ANONIMATO DO SER
Havia um sonho.
Não era um qualquer sonho. Era mais. Tão diferente dos demais sonhos. Um sonho nunca antes sonhado. Dir-se-ia um sonho acordado. Jamais revelado a ninguém.
Havia um sonho:
Sonhar todos os sonhos. Saber todas as coisas.
E de tudo quanto houvesse de secreto ou de misterioso ter a consciência exata, absoluta. Acerca do mar e das estrelas o que ninguém soubesse ou desejasse saber.
Havia um desejo:
Dormir todas as noites. Colher todas as chuvas. Do orvalho quente embeber-se inteiro. Molhar o corpo seco da vida áspera.
Ambicioso era o sonho.
Queria tudo, mormente a compreensão daquilo que ninguém compreendia nem ousava compreender.
E esse tudo incluía também o nada, aquele nada que provável existira antes do antes e de todos os antes, imagináveis ou não.
Havia um abismo:
Escuro. Imperscrutável.
Queria precipitar-se nele como num mar. Acender-lhe as luzes. Sondar o insondável. Desvendar-lhe os segredos todos.
Dominá-lo.
Havia um querer:
Todos os sons. As cores todas. Cantar todas as canções. Viajar todos os mundos do seu mundo e de outros mundos em que ninguém pensava.
Era um sonho pretensioso demais.
Nem sabia se era direito sonhar tão longe.
Porém, ia mais alto em sua quimera desmedida.
Havia um medo:
Que além da sepultura só houvesse o pó. O mesmo pó anônimo que as enxurradas anonimamente carregam para os rios.

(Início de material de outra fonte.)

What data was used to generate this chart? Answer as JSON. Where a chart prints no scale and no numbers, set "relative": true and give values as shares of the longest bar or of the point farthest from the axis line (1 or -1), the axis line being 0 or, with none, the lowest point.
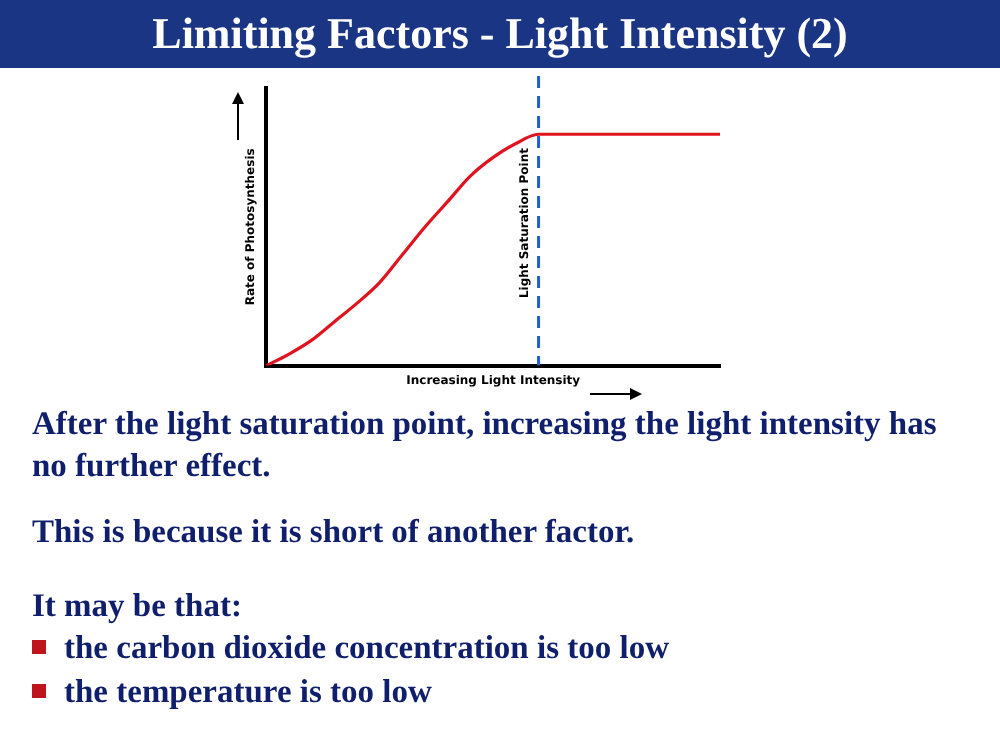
{
  "chart_data": {
    "type": "line",
    "title": "Limiting Factors - Light Intensity (2)",
    "xlabel": "Increasing Light Intensity",
    "ylabel": "Rate of Photosynthesis",
    "categories": [
      null,
      null,
      null,
      null,
      null,
      null,
      null,
      null,
      null,
      null,
      null,
      null,
      null,
      null,
      null,
      null,
      null,
      null,
      null,
      null,
      null
    ],
    "relative": true,
    "series": [
      {
        "color": "#e0141e",
        "values": [
          0,
          0.05,
          0.11,
          0.19,
          0.27,
          0.36,
          0.48,
          0.6,
          0.71,
          0.82,
          0.9,
          0.96,
          1,
          1,
          1,
          1,
          1,
          1,
          1,
          1,
          1
        ]
      }
    ],
    "ref_lines": [
      {
        "axis": "x",
        "label": "Light Saturation Point",
        "color": "#1f5fd6",
        "line_style": "dashed"
      }
    ],
    "marker": "none",
    "line_style": "solid",
    "grid": false,
    "legend": false,
    "tick_labels": false,
    "annotations": [
      "After the light saturation point, increasing the light intensity has no further effect.",
      "This is because it is short of another factor.",
      "It may be that:",
      "the carbon dioxide concentration is too low",
      "the temperature is too low"
    ]
  }
}
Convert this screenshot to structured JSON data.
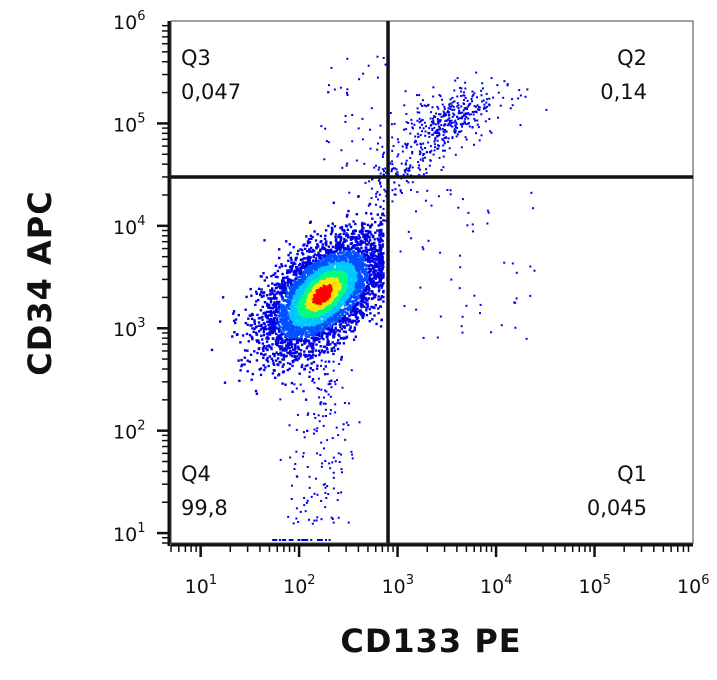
{
  "chart_data": {
    "type": "scatter",
    "subtype": "flow-cytometry-density-dot-plot",
    "xlabel": "CD133 PE",
    "ylabel": "CD34 APC",
    "x_scale": "log",
    "y_scale": "log",
    "xlim": [
      5,
      1000000
    ],
    "ylim": [
      8,
      1000000
    ],
    "x_ticks": [
      {
        "base": "10",
        "exp": "1",
        "value": 10
      },
      {
        "base": "10",
        "exp": "2",
        "value": 100
      },
      {
        "base": "10",
        "exp": "3",
        "value": 1000
      },
      {
        "base": "10",
        "exp": "4",
        "value": 10000
      },
      {
        "base": "10",
        "exp": "5",
        "value": 100000
      },
      {
        "base": "10",
        "exp": "6",
        "value": 1000000
      }
    ],
    "y_ticks": [
      {
        "base": "10",
        "exp": "1",
        "value": 10
      },
      {
        "base": "10",
        "exp": "2",
        "value": 100
      },
      {
        "base": "10",
        "exp": "3",
        "value": 1000
      },
      {
        "base": "10",
        "exp": "4",
        "value": 10000
      },
      {
        "base": "10",
        "exp": "5",
        "value": 100000
      },
      {
        "base": "10",
        "exp": "6",
        "value": 1000000
      }
    ],
    "gates": {
      "x_threshold": 800,
      "y_threshold": 30000
    },
    "quadrants": [
      {
        "id": "Q3",
        "name": "Q3",
        "value": "0,047",
        "position": "top-left"
      },
      {
        "id": "Q2",
        "name": "Q2",
        "value": "0,14",
        "position": "top-right"
      },
      {
        "id": "Q4",
        "name": "Q4",
        "value": "99,8",
        "position": "bottom-left"
      },
      {
        "id": "Q1",
        "name": "Q1",
        "value": "0,045",
        "position": "bottom-right"
      }
    ],
    "populations": [
      {
        "center_x": 170,
        "center_y": 2200,
        "spread_x_decades": 0.3,
        "spread_y_decades": 0.28,
        "correlation": 0.55,
        "role": "main"
      },
      {
        "center_x": 3500,
        "center_y": 120000,
        "spread_x_decades": 0.3,
        "spread_y_decades": 0.13,
        "correlation": 0.3,
        "role": "double-positive"
      }
    ],
    "density_colors": [
      "#0000e6",
      "#0050ff",
      "#00c8ff",
      "#00ff80",
      "#ffe600",
      "#ff0000"
    ],
    "grid": false
  }
}
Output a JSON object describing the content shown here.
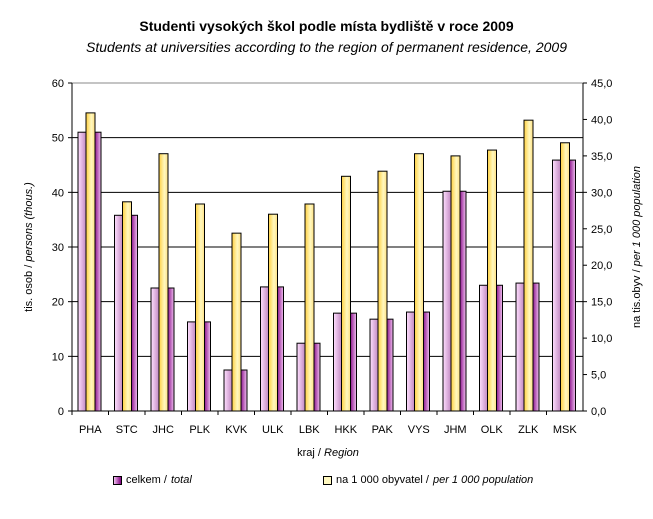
{
  "chart_data": {
    "type": "bar",
    "title": "Studenti vysokých škol podle místa bydliště v roce 2009",
    "subtitle": "Students at universities according to the region of permanent residence, 2009",
    "xlabel": "kraj / Region",
    "ylabel": "tis. osob / persons (thous.)",
    "y2label": "na tis.obyv / per 1 000 population",
    "categories": [
      "PHA",
      "STC",
      "JHC",
      "PLK",
      "KVK",
      "ULK",
      "LBK",
      "HKK",
      "PAK",
      "VYS",
      "JHM",
      "OLK",
      "ZLK",
      "MSK"
    ],
    "ylim": [
      0,
      60
    ],
    "y2lim": [
      0,
      45
    ],
    "yticks": [
      "0",
      "10",
      "20",
      "30",
      "40",
      "50",
      "60"
    ],
    "y2ticks": [
      "0,0",
      "5,0",
      "10,0",
      "15,0",
      "20,0",
      "25,0",
      "30,0",
      "35,0",
      "40,0",
      "45,0"
    ],
    "grid": true,
    "legend_position": "bottom",
    "series": [
      {
        "name": "celkem / total",
        "axis": "left",
        "color": "#800080",
        "values": [
          51.0,
          35.8,
          22.5,
          16.3,
          7.5,
          22.7,
          12.4,
          17.9,
          16.8,
          18.1,
          40.2,
          23.0,
          23.4,
          45.9
        ]
      },
      {
        "name": "na 1 000 obyvatel / per 1 000 population",
        "axis": "right",
        "color": "#ffd966",
        "values": [
          40.9,
          28.7,
          35.3,
          28.4,
          24.4,
          27.0,
          28.4,
          32.2,
          32.9,
          35.3,
          35.0,
          35.8,
          39.9,
          36.8
        ]
      }
    ]
  },
  "legend": {
    "total_cz": "celkem / ",
    "total_en": "total",
    "rate_cz": "na 1 000 obyvatel / ",
    "rate_en": "per 1 000 population"
  },
  "labels": {
    "ylabel_cz": "tis. osob / ",
    "ylabel_en": "persons (thous.)",
    "y2label_cz": "na tis.obyv / ",
    "y2label_en": "per 1 000 population",
    "xlabel_cz": "kraj / ",
    "xlabel_en": "Region"
  }
}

Havia o horror de que além daqueles jazigos brancos no cemitério houvesse apenas um vazio e silencioso nada. Não, não podia ser assim. Impossível. Possível o medo? Mas havia um medo. Medo anônimo.
Uma dúvida havia:
Deus.
Deus? Seria que Ele existia? E como? E onde? E desde quando? E até quando?
Seria que Ele estava nas chuvas que lavam o mundo e as frontes pensativas? Podia estar lá. Podia ser as colinas e os horizontes. Quem sabe não estivesse além dos jazigos do cemitério, a espera dos que crêem e dos que não. Dizer-lhes não terem a esperá-los apenas o vazio e silencioso nada.
Talvez Ele fosse o tudo. Estivesse em tudo. E até naquele nada, aquele antes de todos os antes, imagináveis ou não.
Deus podia estar mesmo na sua dúvida. Dúvida ou desejo?
Havia um querer:
Compreender.
Havia uma palavra:
Errar. Seria um erro duvidar? Sonhar tão longe?
Seria um sonho uma afronta? Pretensão descabida?
Como sabê-lo se não sabia nada?
Havia uma certeza:
Haveria de morrer. O sonho estaria findo. O desejo não realizado.
Havia uma angústia:
O tempo que lhe roubava tempo.
Havia uma morte:
A sua própria morte, que o tempo cedo ou tarde lhe traria. E de novo o medo do cemitério, do jazigo, do nada.
Mas como não sofrer, se o sonho era impossível?
Havia uma saudade:
Da infância, em que o sonho era somente sonho e não se misturava a pesadelos. Em que Deus era um retrato na parede de um menino nos braços da mãe. Em que o abismo simplesmente não existia. Nem o medo. Nem a angústia. Nem o tempo. Nem a saudade.
Então, corria mundo afora, atrás do sonho. O sonho era puro e vivia iluminado pelo sol. Brincava de sonhar e sonhava com o brinquedo. A morte não havia. E Deus era de plástico, sobre a cômoda.
Havia uma esperança:
Pudesse continuar sonhando após o pó que ficaria no jazigo branco.
Ah, mas queria tantas respostas a tantas perguntas que só o infinito tempo lhe podia dar.
Havia uma porta:
Fechada! Fechada? Entreaberta...
Havia um pavor:
Ser condenado ao abismo da ignorância. Jamais obter as respostas com que sonhava tanto.
Seria que não tinha direito a conhecer o desconhecido, a sondar o insondável?
E isto seria pior que o nada além da sepultura.
Melhor que nem jamais houvesse existido, nem sonhado.
Era aí que o sonho ameaçava transmudar-se em pesadelo puro e eterno.
Havia um vento:
O vento que lhe banhava a fronte pensativa não trazia consigo nenhuma resposta a seus questionamentos tão profundos. Mas era uma brisa tão suave que bastava bebê-la, com a ânsia dos desesperados, para sentir-se quase feliz, quase imortal.
E diante daquele vento tão suave, não havia nada.
Um dia houve um sonho. Sempre haverá.